Therapeutic plasmapheresis has been used for treating paraproteinemias to remove harmful paraproteins [
13]. In our patient, 3,400 mL of plasma was exchanged daily for 3 days. After plasmapheresis, the results of the platelet function tests improved and the oozing at the bleeding site stopped. As the bleeding stopped after removing the paraproteins, we concluded that the cause of the platelet dysfunction was the paraproteinemia. Many paraproteins are removed after plasmapheresis; however, follow-up chemotherapy to inhibit further production of paraproteins is still necessary. Although therapeutic plasmapheresis produces better results when there is acute bleeding, chemotherapy may eventually correct abnormal hemostasis. As our patient had been treated 1 week previously with thalidomide and dexamethasone before the bleeding developed, another second-line chemotherapy using velcade with dexamethasone was attempted. Finally, the M-peak decreased from 3.3 g/dL to 1.7 g/dL after chemotherapy, and the repeated platelet aggregation test showed nearly normal results. To date, no further bleeding has occurred.

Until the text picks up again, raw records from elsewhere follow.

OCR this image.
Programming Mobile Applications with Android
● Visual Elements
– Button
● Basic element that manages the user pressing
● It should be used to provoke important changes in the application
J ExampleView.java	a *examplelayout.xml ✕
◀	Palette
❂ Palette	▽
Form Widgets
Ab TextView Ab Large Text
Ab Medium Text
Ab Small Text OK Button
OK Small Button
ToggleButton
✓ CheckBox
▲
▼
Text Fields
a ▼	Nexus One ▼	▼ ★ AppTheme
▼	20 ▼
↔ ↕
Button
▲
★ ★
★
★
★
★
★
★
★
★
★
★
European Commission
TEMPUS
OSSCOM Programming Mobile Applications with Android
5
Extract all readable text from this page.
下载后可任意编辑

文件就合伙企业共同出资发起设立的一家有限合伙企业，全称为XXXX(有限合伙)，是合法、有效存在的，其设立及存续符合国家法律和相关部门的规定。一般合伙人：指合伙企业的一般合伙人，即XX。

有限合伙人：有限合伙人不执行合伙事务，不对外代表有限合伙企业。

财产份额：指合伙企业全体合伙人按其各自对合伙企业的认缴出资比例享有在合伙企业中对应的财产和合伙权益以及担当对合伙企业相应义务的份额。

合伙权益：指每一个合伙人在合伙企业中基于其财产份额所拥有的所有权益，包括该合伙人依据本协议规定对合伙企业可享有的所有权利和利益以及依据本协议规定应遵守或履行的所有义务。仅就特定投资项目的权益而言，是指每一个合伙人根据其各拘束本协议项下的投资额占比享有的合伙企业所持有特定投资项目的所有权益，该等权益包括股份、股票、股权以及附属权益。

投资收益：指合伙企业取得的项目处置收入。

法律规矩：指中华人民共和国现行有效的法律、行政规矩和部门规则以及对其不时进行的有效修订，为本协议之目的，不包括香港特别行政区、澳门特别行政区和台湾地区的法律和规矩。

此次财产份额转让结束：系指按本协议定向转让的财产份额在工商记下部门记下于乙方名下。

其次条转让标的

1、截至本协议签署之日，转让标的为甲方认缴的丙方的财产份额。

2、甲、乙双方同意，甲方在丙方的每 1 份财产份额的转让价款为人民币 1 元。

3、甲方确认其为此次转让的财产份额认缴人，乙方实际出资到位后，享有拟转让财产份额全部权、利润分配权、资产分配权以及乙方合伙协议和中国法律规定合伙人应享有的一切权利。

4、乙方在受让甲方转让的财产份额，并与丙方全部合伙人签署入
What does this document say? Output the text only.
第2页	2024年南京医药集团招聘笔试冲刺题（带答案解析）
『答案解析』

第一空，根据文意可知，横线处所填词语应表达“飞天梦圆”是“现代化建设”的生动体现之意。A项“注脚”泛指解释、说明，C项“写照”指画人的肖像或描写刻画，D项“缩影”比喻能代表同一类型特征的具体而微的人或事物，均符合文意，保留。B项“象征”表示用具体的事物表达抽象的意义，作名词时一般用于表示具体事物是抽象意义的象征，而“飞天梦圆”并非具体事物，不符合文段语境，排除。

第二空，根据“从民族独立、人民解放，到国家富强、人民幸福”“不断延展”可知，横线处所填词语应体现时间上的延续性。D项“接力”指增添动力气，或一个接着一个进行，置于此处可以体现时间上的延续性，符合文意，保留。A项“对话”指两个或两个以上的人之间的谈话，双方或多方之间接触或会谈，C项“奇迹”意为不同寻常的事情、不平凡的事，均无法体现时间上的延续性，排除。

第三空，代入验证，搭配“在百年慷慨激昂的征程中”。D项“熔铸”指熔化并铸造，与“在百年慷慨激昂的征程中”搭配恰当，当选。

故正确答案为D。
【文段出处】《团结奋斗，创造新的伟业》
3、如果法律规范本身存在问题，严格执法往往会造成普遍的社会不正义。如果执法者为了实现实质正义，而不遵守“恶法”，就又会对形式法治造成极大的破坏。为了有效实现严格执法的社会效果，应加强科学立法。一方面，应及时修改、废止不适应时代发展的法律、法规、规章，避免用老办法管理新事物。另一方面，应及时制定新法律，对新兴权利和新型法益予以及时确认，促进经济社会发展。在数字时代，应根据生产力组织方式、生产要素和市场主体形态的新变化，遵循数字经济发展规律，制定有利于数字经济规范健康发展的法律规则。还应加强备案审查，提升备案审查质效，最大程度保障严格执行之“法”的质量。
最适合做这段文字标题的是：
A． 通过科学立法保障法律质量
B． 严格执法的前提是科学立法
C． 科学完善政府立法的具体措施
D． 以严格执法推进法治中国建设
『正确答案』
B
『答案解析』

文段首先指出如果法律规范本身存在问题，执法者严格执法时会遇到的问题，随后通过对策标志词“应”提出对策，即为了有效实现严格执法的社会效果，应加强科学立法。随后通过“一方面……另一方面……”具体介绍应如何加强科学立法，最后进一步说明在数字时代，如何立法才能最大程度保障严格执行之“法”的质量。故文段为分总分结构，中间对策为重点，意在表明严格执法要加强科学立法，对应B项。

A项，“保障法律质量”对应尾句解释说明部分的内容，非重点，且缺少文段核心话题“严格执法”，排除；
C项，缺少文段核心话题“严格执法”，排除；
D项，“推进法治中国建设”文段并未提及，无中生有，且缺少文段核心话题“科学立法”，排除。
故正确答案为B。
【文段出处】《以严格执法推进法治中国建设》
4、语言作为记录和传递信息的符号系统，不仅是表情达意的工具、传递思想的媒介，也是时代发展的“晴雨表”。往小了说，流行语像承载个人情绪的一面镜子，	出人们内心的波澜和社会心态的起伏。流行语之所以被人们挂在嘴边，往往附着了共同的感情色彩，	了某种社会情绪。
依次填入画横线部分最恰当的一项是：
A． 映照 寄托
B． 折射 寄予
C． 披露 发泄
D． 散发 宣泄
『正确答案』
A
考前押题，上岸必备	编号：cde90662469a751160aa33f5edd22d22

We treated a patient with MM who suffered from a recurrent severe bleeding tendency and hematoma in a lower extremity. Our case supports the previously reported cases that if patients have a severe bleeding problem and a plasma cell disorder such as MM, physicians must consider the possibility of platelet dysfunction and investigate with the platelet aggregation test. Therapeutic plasma exchange may be useful for removing previously existing paraproteins. Additional chemotherapy contributed to arrest the bleeding by inhibiting paraprotein production. However, why a systemic problem such as platelet dysfunction resulted in localized bleeding in our patient remains to be explained by further investigation.